Yapılacak olan bellidir. Aile ve Sosyal Politikalar Bakanlığı davalara usülen katılmaktan vazgeçip, her davayı adım adım takip etmeli, indirimlerin uygulanmasını engellemelidir. Günü kurtarmaya yönelik açıklamalardan, cinayetlerin ve istismarların ardından aileleri ziyaret etmekten vazgeçmeli; kapsayıcı ve gerçek çalışmalar yürütmelidir. Lanzarote sözleşmesine uyulmalıdır. Yasalar ve uygulamalar, bu konuyla ilgili yıllardır mücadele edenler ile birlikte düzenlenmelidir. Çocuk istismarını meşrulaştırabilecek tüm konularda tutarlı ve net olunmalıdır. Mesela, Diyanet “9 yaşındaki çocuk evlenebilir” dediğinde devlet yetkilileri Diyanet’i aklamaya değil, bu rezaleti ortadan kaldırmaya yönelik hareket etmelidir. Kadınlara ve çocuklara yönelik düşmanca tek kelimeye dahi izin verilmemelidir.

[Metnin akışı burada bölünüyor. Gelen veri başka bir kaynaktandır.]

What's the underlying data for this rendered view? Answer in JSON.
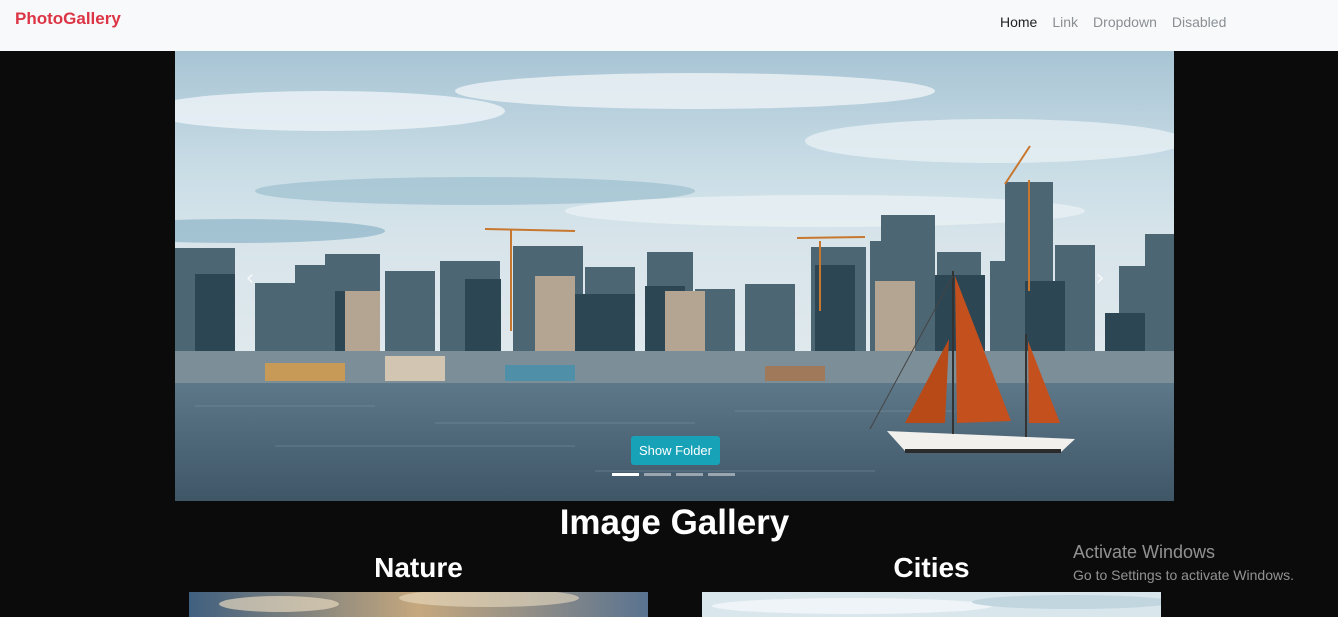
{
  "navbar": {
    "brand": "PhotoGallery",
    "links": [
      "Home",
      "Link",
      "Dropdown",
      "Disabled"
    ],
    "active": "Home"
  },
  "carousel": {
    "prev_icon": "chevron-left-icon",
    "next_icon": "chevron-right-icon",
    "button_label": "Show Folder",
    "slides": 4,
    "active_slide": 1
  },
  "gallery": {
    "title": "Image Gallery",
    "categories": [
      "Nature",
      "Cities"
    ]
  },
  "watermark": {
    "line1": "Activate Windows",
    "line2": "Go to Settings to activate Windows."
  },
  "colors": {
    "brand": "#dc3545",
    "button": "#17a2b8",
    "background": "#0b0b0c",
    "navbar": "#f8f9fa"
  }
}
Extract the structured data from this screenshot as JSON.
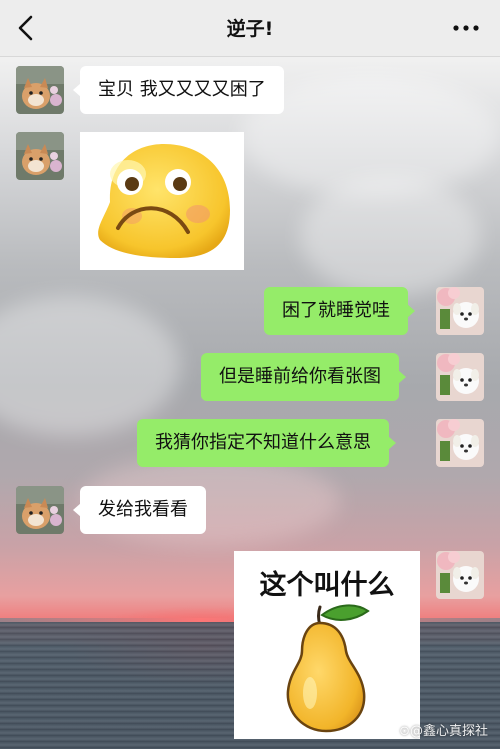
{
  "header": {
    "title": "逆子!",
    "back_icon": "chevron-left-icon",
    "more_icon": "more-dots-icon"
  },
  "colors": {
    "topbar": "#ededed",
    "incoming_bubble": "#ffffff",
    "outgoing_bubble": "#95ec69"
  },
  "messages": [
    {
      "side": "left",
      "type": "text",
      "text": "宝贝  我又又又又困了"
    },
    {
      "side": "left",
      "type": "sticker",
      "sticker": "sad-face-emoji"
    },
    {
      "side": "right",
      "type": "text",
      "text": "困了就睡觉哇"
    },
    {
      "side": "right",
      "type": "text",
      "text": "但是睡前给你看张图"
    },
    {
      "side": "right",
      "type": "text",
      "text": "我猜你指定不知道什么意思"
    },
    {
      "side": "left",
      "type": "text",
      "text": "发给我看看"
    },
    {
      "side": "right",
      "type": "sticker",
      "sticker": "pear-picture",
      "caption": "这个叫什么"
    }
  ],
  "watermark": "⊙@鑫心真探社"
}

İmzacısı olduğumuz Lanzarote Sözleşmesi, çocukları cinsel istismardan korumaya yönelik önleyici tedbirleri sıralıyor. 5. Maddede çocuklarla çalışan kişilerin kontrolünü sağlamak için şu ifadelere yer veriyor: “Tarafların her biri eğitim, sağlık, sosyal koruma, yargı ve yasaları uygulama ile ilgili sektörlerde ve spor, kültür ve eğlence faaliyetleri alanlarında çocuklarla düzenli temas içindeki bireyler arasında çocukların korunmasına ve haklarına ilişkin farkındalığın geliştirilmesini teşvik etmeye yönelik gerekli yasal veya diğer tedbirleri alacaktır.”

Bizde ise gördük ki, öğrencisine istismarda bulunduğunu itiraf eden öğretmen iki yıl boyunca çalışmaya devam edebildi. Ancak bizim tepkimiz sonucu açığa alındı. Buna benzer onlarca örnek var.

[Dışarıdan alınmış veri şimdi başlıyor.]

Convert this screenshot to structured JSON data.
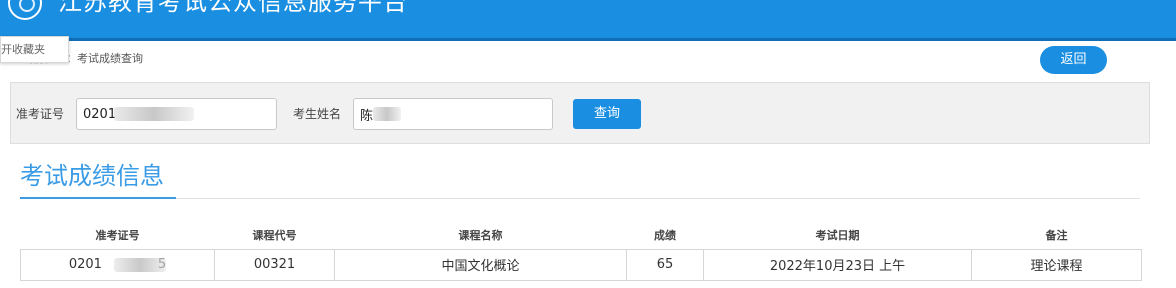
{
  "header": {
    "site_title": "江苏教育考试公众信息服务平台"
  },
  "bookmark_popup": {
    "label": "开收藏夹"
  },
  "breadcrumb": {
    "text": "您的当前位置：考试成绩查询"
  },
  "back_button": {
    "label": "返回"
  },
  "search": {
    "exam_id_label": "准考证号",
    "exam_id_value": "0201",
    "name_label": "考生姓名",
    "name_value": "陈",
    "submit_label": "查询"
  },
  "section": {
    "title": "考试成绩信息"
  },
  "table": {
    "columns": [
      "准考证号",
      "课程代号",
      "课程名称",
      "成绩",
      "考试日期",
      "备注"
    ],
    "rows": [
      {
        "exam_id": "0201",
        "exam_id_tail": "5",
        "course_code": "00321",
        "course_name": "中国文化概论",
        "score": "65",
        "exam_date": "2022年10月23日 上午",
        "remark": "理论课程"
      }
    ]
  }
}
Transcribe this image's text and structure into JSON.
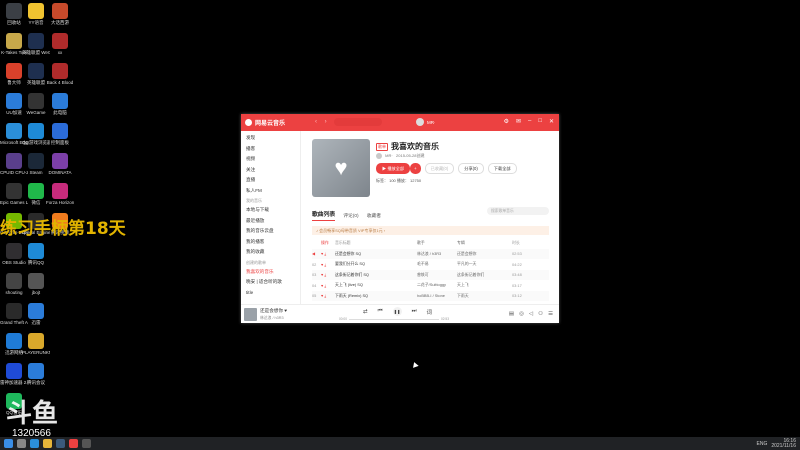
{
  "desktop": {
    "icons_col1": [
      {
        "label": "回收站",
        "icon": "recycle-bin",
        "color": "#3b3f45"
      },
      {
        "label": "K-Takes Tool",
        "icon": "ktakes",
        "color": "#c7a84a"
      },
      {
        "label": "鲁大师",
        "icon": "ludashi",
        "color": "#d9412b"
      },
      {
        "label": "UU加速",
        "icon": "uu-accelerator",
        "color": "#2b7cd9"
      },
      {
        "label": "Microsoft Edge",
        "icon": "edge",
        "color": "#2b8fd9"
      },
      {
        "label": "CPUID CPU-Z",
        "icon": "cpuz",
        "color": "#5a3f8c"
      },
      {
        "label": "Epic Games Launcher",
        "icon": "epic",
        "color": "#333333"
      },
      {
        "label": "GeForce Experience",
        "icon": "geforce",
        "color": "#76b900"
      },
      {
        "label": "OBS Studio",
        "icon": "obs",
        "color": "#302e31"
      },
      {
        "label": "shouting",
        "icon": "shouting",
        "color": "#444444"
      },
      {
        "label": "Grand Theft Auto V",
        "icon": "gta",
        "color": "#2a2a2a"
      },
      {
        "label": "迅游网络",
        "icon": "xunyou",
        "color": "#1f7bd6"
      },
      {
        "label": "雷神加速器 2.0",
        "icon": "leishen",
        "color": "#1f4bd6"
      },
      {
        "label": "QQ音乐",
        "icon": "qqmusic",
        "color": "#1eb85c"
      }
    ],
    "icons_col2": [
      {
        "label": "YY语音",
        "icon": "yy",
        "color": "#f0c330"
      },
      {
        "label": "英雄联盟 WeGame版",
        "icon": "lol",
        "color": "#1e2f4f"
      },
      {
        "label": "英雄联盟",
        "icon": "lol2",
        "color": "#1e2f4f"
      },
      {
        "label": "WeGame",
        "icon": "wegame",
        "color": "#333333"
      },
      {
        "label": "QQ游戏浏览器",
        "icon": "qqgame",
        "color": "#1e8ad6"
      },
      {
        "label": "Steam",
        "icon": "steam",
        "color": "#1b2838"
      },
      {
        "label": "微信",
        "icon": "wechat",
        "color": "#20b84a"
      },
      {
        "label": "Unreal Engine",
        "icon": "unreal",
        "color": "#2a2a2a"
      },
      {
        "label": "腾讯QQ",
        "icon": "qq",
        "color": "#1e8ad6"
      },
      {
        "label": "jbojt",
        "icon": "jbojt",
        "color": "#555555"
      },
      {
        "label": "迅雷",
        "icon": "xunlei",
        "color": "#2b7cd9"
      },
      {
        "label": "PLAYERUNKNOWN'S BATTLEGROUNDS",
        "icon": "pubg",
        "color": "#d9a82b"
      },
      {
        "label": "腾讯会议",
        "icon": "tencent-meeting",
        "color": "#2b7cd9"
      }
    ],
    "icons_col3": [
      {
        "label": "大话西游",
        "icon": "dahuaxiyou",
        "color": "#c74a2b"
      },
      {
        "label": "xx",
        "icon": "game-xx",
        "color": "#b02b2b"
      },
      {
        "label": "Back 4 Blood",
        "icon": "b4b",
        "color": "#b02b2b"
      },
      {
        "label": "此电脑",
        "icon": "this-pc",
        "color": "#2b7cd9"
      },
      {
        "label": "控制面板",
        "icon": "control-panel",
        "color": "#2b6cd9"
      },
      {
        "label": "DOMINATA",
        "icon": "dominata",
        "color": "#7c3fa8"
      },
      {
        "label": "Forza Horizon 5",
        "icon": "forza",
        "color": "#c72b7c"
      },
      {
        "label": "腾讯视频",
        "icon": "tencent-video",
        "color": "#f07c1e"
      }
    ],
    "overlay_title": "练习手柄第18天",
    "watermark_logo": "斗鱼",
    "watermark_number": "1320566"
  },
  "taskbar": {
    "pinned": [
      {
        "icon": "windows-start",
        "color": "#3a8ee6"
      },
      {
        "icon": "search",
        "color": "#888888"
      },
      {
        "icon": "edge",
        "color": "#2b8fd9"
      },
      {
        "icon": "file-explorer",
        "color": "#e6b53a"
      },
      {
        "icon": "steam",
        "color": "#3b5a7c"
      },
      {
        "icon": "netease-music",
        "color": "#ec4141"
      },
      {
        "icon": "obs",
        "color": "#555555"
      }
    ],
    "lang": "ENG",
    "time": "16:16",
    "date": "2021/11/16"
  },
  "app": {
    "title": "网易云音乐",
    "search_placeholder": "",
    "username": "MR·",
    "sidebar": {
      "items": [
        {
          "label": "发现",
          "active": false
        },
        {
          "label": "播客",
          "active": false
        },
        {
          "label": "视频",
          "active": false
        },
        {
          "label": "关注",
          "active": false
        },
        {
          "label": "直播",
          "active": false
        },
        {
          "label": "私人FM",
          "active": false
        }
      ],
      "section_my": "我的音乐",
      "my_items": [
        {
          "label": "本地与下载"
        },
        {
          "label": "最近播放"
        },
        {
          "label": "我的音乐云盘"
        },
        {
          "label": "我的播客"
        },
        {
          "label": "我的收藏"
        }
      ],
      "section_created": "创建的歌单",
      "created_items": [
        {
          "label": "我喜欢的音乐",
          "active": true
        },
        {
          "label": "晚安 | 适合听的歌"
        },
        {
          "label": "title"
        }
      ]
    },
    "playlist": {
      "badge": "歌单",
      "title": "我喜欢的音乐",
      "creator": "MR·",
      "created": "2015-05-28创建",
      "buttons": {
        "play_all": "▶ 播放全部",
        "add": "+",
        "collect": "已收藏(0)",
        "share": "分享(0)",
        "download": "下载全部"
      },
      "stats": "标签：  100    播放：  12750"
    },
    "tabs": [
      {
        "label": "歌曲列表",
        "active": true
      },
      {
        "label": "评论(0)",
        "active": false
      },
      {
        "label": "收藏者",
        "active": false
      }
    ],
    "search_in_playlist": "搜索歌单音乐",
    "vip_banner": "♪ 会员畅享SQ母带音质  VIP专享仅1元  ›",
    "table": {
      "headers": {
        "title": "音乐标题",
        "artist": "歌手",
        "album": "专辑",
        "duration": "时长"
      },
      "rows": [
        {
          "idx": "",
          "title": "还是会想你 SQ",
          "artist": "林达浪 / h3R3",
          "album": "还是会想你",
          "duration": "02:53",
          "playing": true
        },
        {
          "idx": "02",
          "title": "要我们分开么 SQ",
          "artist": "毛不易",
          "album": "平凡的一天",
          "duration": "04:22",
          "playing": false
        },
        {
          "idx": "03",
          "title": "这条街记着你们 SQ",
          "artist": "曾轶可",
          "album": "这条街记着你们",
          "duration": "03:48",
          "playing": false
        },
        {
          "idx": "04",
          "title": "天上飞 (live) SQ",
          "artist": "二花子/Suittoggy",
          "album": "天上飞",
          "duration": "03:17",
          "playing": false
        },
        {
          "idx": "05",
          "title": "下雨天 (Remix) SQ",
          "artist": "hoBBB-I / Stone",
          "album": "下雨天",
          "duration": "03:12",
          "playing": false
        }
      ]
    },
    "player": {
      "song": "还是会想你 ♥",
      "artist": "林达浪 / h3R3",
      "time_current": "00:00",
      "time_total": "02:53",
      "progress": 0.0
    }
  }
}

Lanzarote’de çocukları korumak adına başka pek çok noktaya da değiniliyor. Çocuk istismarının önüne geçmek için kamuoyunu harekete geçirecek çalışmalar yapmak, çocuklarla çalışan-çalışma ihtimali olan kişilerin farkındalığını arttırmak, medyayı aktif kullanmak. Bunlar önleyici tedbirlerin sadece bir kısmı.

Peki, neden Türkiye’de bu anlaşmanın hükümlerine riayet edilmiyor? Göstermelik tasarılara ihtiyacımız yok. Yasal yükümlülükler dahi yerine getirilse, çocuk istismarı konusunda çok yol almış olacağımız kesin.

Çok samimiyseniz, bu konuyu çözmek istiyorsanız önce bu doğrultuda mücadele edenlere sorun, danışın!

Biz bugüne dek, ülkenin neresinde olursa olsun, çocuklar ve kadınlar için mücadele ettik, edeceğiz. Sorunun da, gerçek çözümün de ne olduğunu biliyoruz. Bu yüzden, bu tasarıyı kabul etmiyoruz. Gerçek çözümler istiyoruz.